Ten-year Treasury yields have surged 27% Feb. 2, but to this point, the impact on the largest dividend exchange traded funds has been negligible.

The Vanguard Dividend Appreciation ETF (NYSEArca: VIG), the largest U.S. dividend ETF by assets, has lost almost $458 million in assets while the iShares Select Dividend ETF (NYSEArca: DVY) has seen outflows of $58.5 million. That number for DVY is not too shabby when considering the ETF’s 34.1% weight to the utilities sector and the drubbing that group has endured this year.

On the other hand, the Vanguard High Dividend Yield ETF (NYSEArca: VYM) and the SPDR S&P Dividend ETF (NYSEArca: SDY) have added over $491 million in new assets on a combined basis.

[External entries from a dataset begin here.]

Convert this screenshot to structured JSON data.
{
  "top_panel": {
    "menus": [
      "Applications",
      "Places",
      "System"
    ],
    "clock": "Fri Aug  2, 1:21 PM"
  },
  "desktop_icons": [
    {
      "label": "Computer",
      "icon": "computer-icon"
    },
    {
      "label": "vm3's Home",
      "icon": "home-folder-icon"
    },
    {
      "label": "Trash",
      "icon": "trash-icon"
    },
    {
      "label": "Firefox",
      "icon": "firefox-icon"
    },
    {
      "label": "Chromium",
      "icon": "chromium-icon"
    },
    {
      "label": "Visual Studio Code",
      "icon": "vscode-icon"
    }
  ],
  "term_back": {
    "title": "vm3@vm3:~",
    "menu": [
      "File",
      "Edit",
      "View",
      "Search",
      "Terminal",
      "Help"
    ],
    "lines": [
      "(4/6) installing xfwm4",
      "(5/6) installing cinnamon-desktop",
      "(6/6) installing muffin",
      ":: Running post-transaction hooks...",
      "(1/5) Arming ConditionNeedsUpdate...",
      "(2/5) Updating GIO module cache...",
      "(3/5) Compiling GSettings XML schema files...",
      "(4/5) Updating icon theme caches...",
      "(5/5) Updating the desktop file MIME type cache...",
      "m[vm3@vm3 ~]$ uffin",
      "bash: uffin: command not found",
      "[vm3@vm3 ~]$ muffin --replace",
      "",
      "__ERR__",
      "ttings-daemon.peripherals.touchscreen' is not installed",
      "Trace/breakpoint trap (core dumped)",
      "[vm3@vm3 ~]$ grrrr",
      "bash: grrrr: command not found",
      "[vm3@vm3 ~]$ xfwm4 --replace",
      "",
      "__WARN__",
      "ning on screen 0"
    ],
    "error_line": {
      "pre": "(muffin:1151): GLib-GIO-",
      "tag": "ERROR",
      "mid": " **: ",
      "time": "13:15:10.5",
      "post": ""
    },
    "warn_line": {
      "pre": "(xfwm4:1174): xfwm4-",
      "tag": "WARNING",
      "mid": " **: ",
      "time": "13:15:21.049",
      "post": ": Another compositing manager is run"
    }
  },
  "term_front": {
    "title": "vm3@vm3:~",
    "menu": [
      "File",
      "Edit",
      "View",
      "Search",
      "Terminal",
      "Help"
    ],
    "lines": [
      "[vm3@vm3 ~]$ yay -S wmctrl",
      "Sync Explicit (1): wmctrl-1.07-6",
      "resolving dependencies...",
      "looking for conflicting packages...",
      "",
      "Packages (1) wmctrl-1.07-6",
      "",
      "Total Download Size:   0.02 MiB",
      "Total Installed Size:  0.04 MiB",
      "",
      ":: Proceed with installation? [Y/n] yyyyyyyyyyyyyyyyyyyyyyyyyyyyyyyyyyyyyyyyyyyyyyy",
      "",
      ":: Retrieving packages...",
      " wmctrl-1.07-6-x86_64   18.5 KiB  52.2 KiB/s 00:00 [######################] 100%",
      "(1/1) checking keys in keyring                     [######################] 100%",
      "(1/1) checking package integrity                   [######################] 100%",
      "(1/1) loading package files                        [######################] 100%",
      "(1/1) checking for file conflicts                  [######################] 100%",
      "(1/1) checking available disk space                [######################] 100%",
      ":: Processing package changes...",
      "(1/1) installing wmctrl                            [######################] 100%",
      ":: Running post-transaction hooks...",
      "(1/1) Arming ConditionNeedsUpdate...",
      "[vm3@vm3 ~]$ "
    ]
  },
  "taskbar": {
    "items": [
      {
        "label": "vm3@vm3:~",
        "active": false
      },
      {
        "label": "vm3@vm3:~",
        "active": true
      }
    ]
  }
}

VIG, DVY and SDY, the three largest dividend ETFS, “have a combined $50 billion in assets and have all been around for more than eight years. VIG is the best performer of the trio this year but rose just 0.7%, underperforming the 1.4% gain for the S&P 500 Index. Meanwhile, DVY declined in value this year, hurt by its hefty exposure to lagging utilities and lack of exposure to more cyclical sectors such as consumer discretionary and information technology,” said S&P Capital IQ in a new research piece.

While some larger dividend ETFs have been laggards this year, leadership is emerging from some less heralded payout funds. For example, the Deep Value ETF (NYSE: DVP), which debuted in October courtesy of Exchange Traded Concepts, LLC and Tiedemann Wealth Management.

DVP tracks “TWM Deep Value Index, an advanced beta strategy created by Tiedemann Wealth Management that aims to provide investors with concentrated exposure to attractively valued dividend-paying companies with positive earnings, strong free cash flows and solid balance sheets,” according to the issuer. [Deep Value Works for This ETF]

DVP quickly amassed $150 million in assets under management and now has over $230 million, making it one of the most successful ETFs to come to market last year.

DVP’s underlying index “is comprised of 20 undervalued dividend paying stocks within the S&P 500 Index with solid balance sheets, earnings and strong free cash flow. The companies within the Index are weighted based on a rules-based assessment of their valuations so that stocks that are most attractively valued receive a higher weight,” according to TWM Funds.

The ETF is up 1.4% this year and is rated marketweight by S&P Capital IQ.

The actively managed Cambria Shareholder Yield ETF (NYSEArca: SYLD) has been solid as well with a year-to-date gain of 0.7%.